The adult population of a town is 25 000 at the end of Year 1 - Edexcel - A-Level Maths Pure - Question 1 - 2011 - Paper 3

The common ratio of the geometric sequence is:

$r = 1.03$

We start with the population growth model:

$P_n = P_1 \cdot r^{n-1}$

To find when it exceeds 40000:

$25000 \cdot 1.03^{N-1} > 40000$

Dividing both sides by 25000 gives:

$1.03^{N-1} > \frac{40000}{25000} = 1.6$

Taking the logarithm of both sides:

$(N - 1) \log 1.03 > \log 1.6$

Hence we have shown that $(N - 1) \log 1.03 > \log 1.6$.

From the previously derived inequality:

$(N - 1) \log 1.03 > \log 1.6$

We can isolate N:

$N - 1 > \frac{\log 1.6}{\log 1.03}$

Calculating:

$N > 1 + \frac{\log 1.6}{\log 1.03}$

Using approximate values:

$\log 1.6 \approx 0.2041 \quad \text{and} \quad \log 1.03 \approx 0.0128$

Then,

$N > 1 + \frac{0.2041}{0.0128} \approx 17.95$

Thus, rounding up, we find:

$N = 18$

To calculate the total amount given to the charity fund, we consider each year’s population.
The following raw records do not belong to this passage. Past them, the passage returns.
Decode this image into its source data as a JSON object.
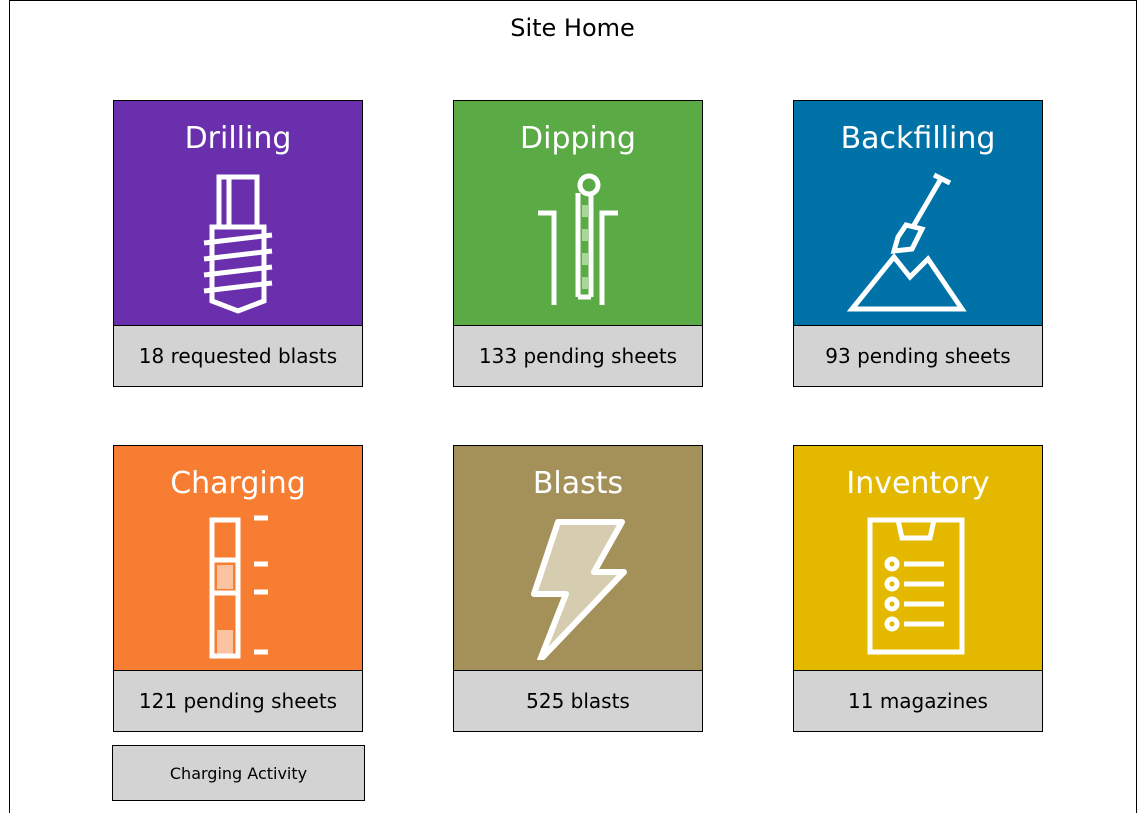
{
  "page": {
    "title": "Site Home"
  },
  "tiles": {
    "drilling": {
      "title": "Drilling",
      "subtitle": "18 requested blasts",
      "color": "#6a2fad",
      "icon": "drill-bit-icon"
    },
    "dipping": {
      "title": "Dipping",
      "subtitle": "133 pending sheets",
      "color": "#5aaa46",
      "icon": "dip-tape-icon"
    },
    "backfilling": {
      "title": "Backfilling",
      "subtitle": "93 pending sheets",
      "color": "#0072a8",
      "icon": "shovel-mountain-icon"
    },
    "charging": {
      "title": "Charging",
      "subtitle": "121 pending sheets",
      "color": "#f77d32",
      "icon": "charge-column-icon"
    },
    "blasts": {
      "title": "Blasts",
      "subtitle": "525 blasts",
      "color": "#a4915a",
      "icon": "lightning-bolt-icon"
    },
    "inventory": {
      "title": "Inventory",
      "subtitle": "11 magazines",
      "color": "#e5b800",
      "icon": "clipboard-list-icon"
    }
  },
  "buttons": {
    "charging_activity": "Charging Activity"
  }
}
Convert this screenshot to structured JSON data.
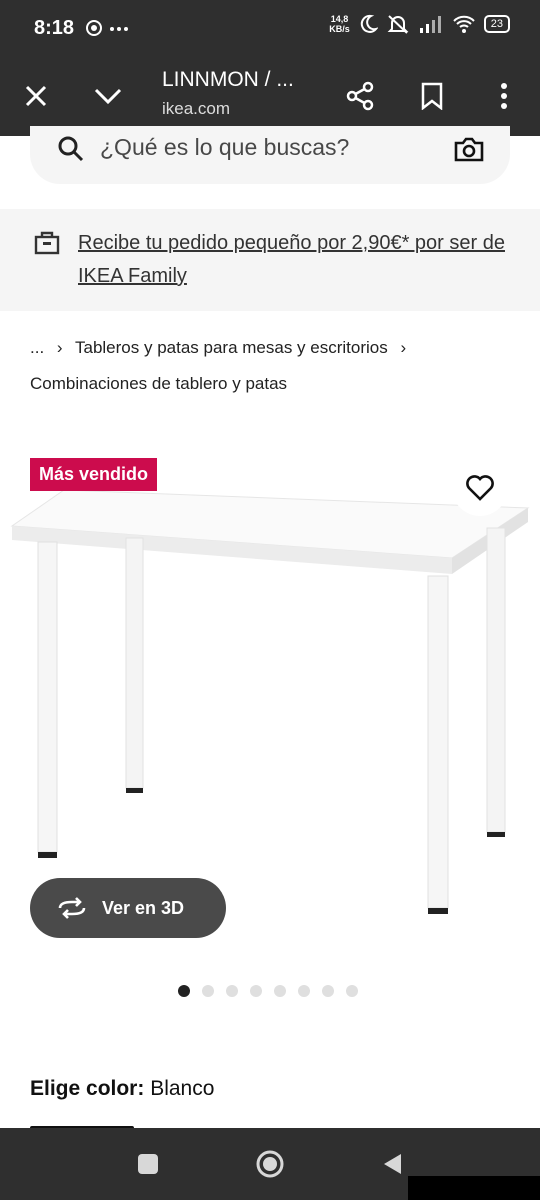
{
  "status": {
    "time": "8:18",
    "net_speed_top": "14,8",
    "net_speed_bottom": "KB/s",
    "battery": "23"
  },
  "toolbar": {
    "title": "LINNMON / ...",
    "url": "ikea.com"
  },
  "search": {
    "placeholder": "¿Qué es lo que buscas?"
  },
  "banner": {
    "text": "Recibe tu pedido pequeño por 2,90€* por ser de IKEA Family"
  },
  "breadcrumb": {
    "ellipsis": "...",
    "item1": "Tableros y patas para mesas y escritorios",
    "item2": "Combinaciones de tablero y patas",
    "sep": "›"
  },
  "product": {
    "badge": "Más vendido",
    "view_3d": "Ver en 3D",
    "carousel": {
      "count": 8,
      "active": 0
    }
  },
  "color": {
    "label": "Elige color:",
    "value": "Blanco"
  },
  "colors": {
    "bars": "#2f2f2f",
    "badge": "#cc0c4d",
    "banner_bg": "#f5f5f5"
  }
}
For years 1 to 10, the populations will be:

• Year 1: 25,000
• Year 2: 25,750
• Year 3: 26,522.5
• Year 4: 27,318.5
• Year 5: 28,140.3
• Year 6: 28,988.7
• Year 7: 29,864.5
• Year 8: 30,768.2
• Year 9: 31,700.5
• Year 10: 32,662.3

Adding these amounts:

$25000 + 25750 + 26522.5 + 27318.5 + 28140.3 + 28988.7 + 29864.5 + 30768.2 + 31698 + 32662.3 \approx 287000$

So the total amount that will be given to the charity fund is approximately £287,000.